Florida Governor Charlie Crist and Former Miami Dophins Head Coach Don Shula

Presidential Grandchildren

March 29th, 2010

We had a wonderful event this last Friday, March 26 at the Little White House.  The Key West Harry S. Truman Foundation and Harry’s Girls hosted Clifton Truman Daniel, Margaret Hoover and her husband author and political commentator, John Avlon.  The conversation and discussions were wonderful as was the food and drink.  We are hoping to have them back next year for an event that is not to be missed!

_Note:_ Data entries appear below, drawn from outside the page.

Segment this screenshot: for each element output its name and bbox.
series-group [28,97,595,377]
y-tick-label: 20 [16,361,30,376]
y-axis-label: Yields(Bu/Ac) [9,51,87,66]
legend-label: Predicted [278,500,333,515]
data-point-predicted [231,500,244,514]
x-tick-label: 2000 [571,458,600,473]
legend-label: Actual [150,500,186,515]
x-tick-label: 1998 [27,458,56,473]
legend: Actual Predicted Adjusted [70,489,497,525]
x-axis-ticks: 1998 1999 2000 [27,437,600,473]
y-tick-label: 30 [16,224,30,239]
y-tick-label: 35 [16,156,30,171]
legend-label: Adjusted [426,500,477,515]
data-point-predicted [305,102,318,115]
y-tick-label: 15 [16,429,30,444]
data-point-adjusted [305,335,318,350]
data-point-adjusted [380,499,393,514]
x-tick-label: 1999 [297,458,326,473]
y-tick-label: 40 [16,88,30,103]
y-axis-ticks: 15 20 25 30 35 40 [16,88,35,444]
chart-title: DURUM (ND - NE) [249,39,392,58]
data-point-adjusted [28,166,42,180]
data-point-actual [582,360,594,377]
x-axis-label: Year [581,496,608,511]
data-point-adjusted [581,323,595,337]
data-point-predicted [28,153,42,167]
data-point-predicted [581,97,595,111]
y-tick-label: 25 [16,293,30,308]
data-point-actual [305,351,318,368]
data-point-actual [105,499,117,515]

John Avlon, Margaret Hoover and Clifton Truman Daniel

Even the President Gets Counted

March 16th, 2010

2010 is a census year in the United States, which is basically the government’s way of doing a head count.  In 1950, another census year, the Truman family was vacationing in Key West.  While on the island,  the census caught up with the president and his family and  they were interviewed on the lawn.  As the picture shows, the Truman family, especially Mrs. Truman and Margaret enjoyed the line of questioning directed at the president.  Even the the President of the United States is not immune to the questions of census as he was asked, “What is your occupation?”

The Truman family with a census worker in 1950.